One flight up, in the open living area, the architects restored the barn’s loftiness by liberating the oak beams from stucco and drywall. The dismantling of the earlier renovation was, Kozerski says, “an editing process with a constant focus on flow and light.” In a case of addition by subtraction, he and Bonetti removed one of two stairways leading to the third-floor bedrooms, thereby making space for a 14-foot custom-made dining table set against a banquette cushioned with channel-stitched leather padding. This unassuming corner, under a slanted ceiling of richly grained barn siding, is the lively setting for family meals and board games. The table also lends identity to the nook, which might otherwise get lost. “When you make a big, open room, you have to find a way to give each part life and use,” Kozerski explains.

The Levys came to New Paltz with a California appetite for fresh air and natural light. Kozerski and Bonetti obliged them with a generous terrace off the home’s main living area. On summer evenings the Levy girls sit on a short fall of steps overlooking the swimming pool—lined in black plaster inset with pebbles—while the fading light plays on the dramatic profile of the Shawangunk Mountains. A single sweeping floor of white pietra d’Istria, an earthy Italian limestone, unites the barn and terrace.

In most renovations, architecture leads and decoration follows. Kozerski and Bonetti learned to consider both early in their careers, while working for architect Peter Marino. So when the pair showed the Levys renderings of the proposed renovation, they included illustrations of furniture they would eventually use, such as two Sergio Rodrigues leather armchairs, a custom-made white-lacquer media cabinet, and a one-of-a-kind lamp with a white-ribbon shade. “We were signing off on furnishings a year before we completed the house,” Shawn says.

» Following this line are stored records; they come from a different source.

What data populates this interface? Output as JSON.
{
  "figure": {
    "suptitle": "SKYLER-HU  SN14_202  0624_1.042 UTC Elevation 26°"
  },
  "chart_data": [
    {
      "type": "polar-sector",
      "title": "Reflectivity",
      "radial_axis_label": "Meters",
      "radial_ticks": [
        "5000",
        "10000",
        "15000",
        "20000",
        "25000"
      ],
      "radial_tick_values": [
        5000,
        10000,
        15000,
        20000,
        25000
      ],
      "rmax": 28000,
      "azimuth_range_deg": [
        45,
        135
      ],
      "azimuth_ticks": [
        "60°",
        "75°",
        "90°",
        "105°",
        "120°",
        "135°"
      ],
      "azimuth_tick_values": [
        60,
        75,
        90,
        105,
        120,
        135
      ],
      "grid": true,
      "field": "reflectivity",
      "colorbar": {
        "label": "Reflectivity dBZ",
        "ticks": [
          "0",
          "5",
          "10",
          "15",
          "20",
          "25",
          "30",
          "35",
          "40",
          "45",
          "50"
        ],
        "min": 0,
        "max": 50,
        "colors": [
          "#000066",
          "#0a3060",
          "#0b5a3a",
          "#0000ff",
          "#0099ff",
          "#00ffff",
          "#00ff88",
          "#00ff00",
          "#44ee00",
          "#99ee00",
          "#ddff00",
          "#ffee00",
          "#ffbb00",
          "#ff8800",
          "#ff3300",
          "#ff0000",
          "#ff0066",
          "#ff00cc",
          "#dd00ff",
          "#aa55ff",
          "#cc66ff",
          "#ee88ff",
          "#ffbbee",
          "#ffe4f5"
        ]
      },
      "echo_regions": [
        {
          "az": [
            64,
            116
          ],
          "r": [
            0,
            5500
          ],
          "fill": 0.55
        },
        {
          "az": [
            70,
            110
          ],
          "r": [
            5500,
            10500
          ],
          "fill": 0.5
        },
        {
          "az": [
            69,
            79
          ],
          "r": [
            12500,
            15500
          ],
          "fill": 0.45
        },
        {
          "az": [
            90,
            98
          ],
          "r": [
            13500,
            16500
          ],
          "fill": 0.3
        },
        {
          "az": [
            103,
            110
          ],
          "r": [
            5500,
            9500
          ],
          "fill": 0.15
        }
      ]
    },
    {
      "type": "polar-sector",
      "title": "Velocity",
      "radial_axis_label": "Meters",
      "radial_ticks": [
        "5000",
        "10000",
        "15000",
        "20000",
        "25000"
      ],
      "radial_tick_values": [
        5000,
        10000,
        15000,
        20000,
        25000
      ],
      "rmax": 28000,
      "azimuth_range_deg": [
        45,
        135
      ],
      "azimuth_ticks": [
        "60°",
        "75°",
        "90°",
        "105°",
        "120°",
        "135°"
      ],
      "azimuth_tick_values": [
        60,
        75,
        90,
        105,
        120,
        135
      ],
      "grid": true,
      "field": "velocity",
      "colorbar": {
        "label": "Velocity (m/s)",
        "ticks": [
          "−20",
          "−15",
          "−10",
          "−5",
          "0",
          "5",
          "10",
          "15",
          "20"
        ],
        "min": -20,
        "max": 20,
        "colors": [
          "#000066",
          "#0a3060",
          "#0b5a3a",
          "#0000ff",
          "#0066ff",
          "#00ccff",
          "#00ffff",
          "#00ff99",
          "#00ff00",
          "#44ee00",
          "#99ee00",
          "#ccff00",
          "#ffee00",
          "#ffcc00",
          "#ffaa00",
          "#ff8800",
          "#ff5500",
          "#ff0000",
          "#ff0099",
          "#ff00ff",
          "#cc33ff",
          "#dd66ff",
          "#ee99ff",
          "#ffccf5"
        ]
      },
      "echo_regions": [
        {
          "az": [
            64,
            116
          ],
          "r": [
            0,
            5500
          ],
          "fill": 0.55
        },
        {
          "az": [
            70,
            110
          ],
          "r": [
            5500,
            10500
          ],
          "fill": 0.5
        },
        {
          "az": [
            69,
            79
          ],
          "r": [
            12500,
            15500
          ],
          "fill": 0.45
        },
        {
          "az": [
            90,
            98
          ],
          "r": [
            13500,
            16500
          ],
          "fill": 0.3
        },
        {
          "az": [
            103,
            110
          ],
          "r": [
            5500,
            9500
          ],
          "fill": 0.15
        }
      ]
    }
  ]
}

As always, the architects left room for the homeowners to add their own layers. “The place begins to live when we give clients the keys to their house,” Bonetti says. “It’s not the end of the process, it’s the beginning.” Although actor Hugh Jackman, whom Levy directed in Real Steel, sent a framed vintage photo of an Aspen forest as a housewarming gift when he borrowed the barn for an October weekend, so far the Levys are satisfied with contributing just the merry din of family life. “We’ve added the clutter of four children,” Shawn says. “That’s our touch.”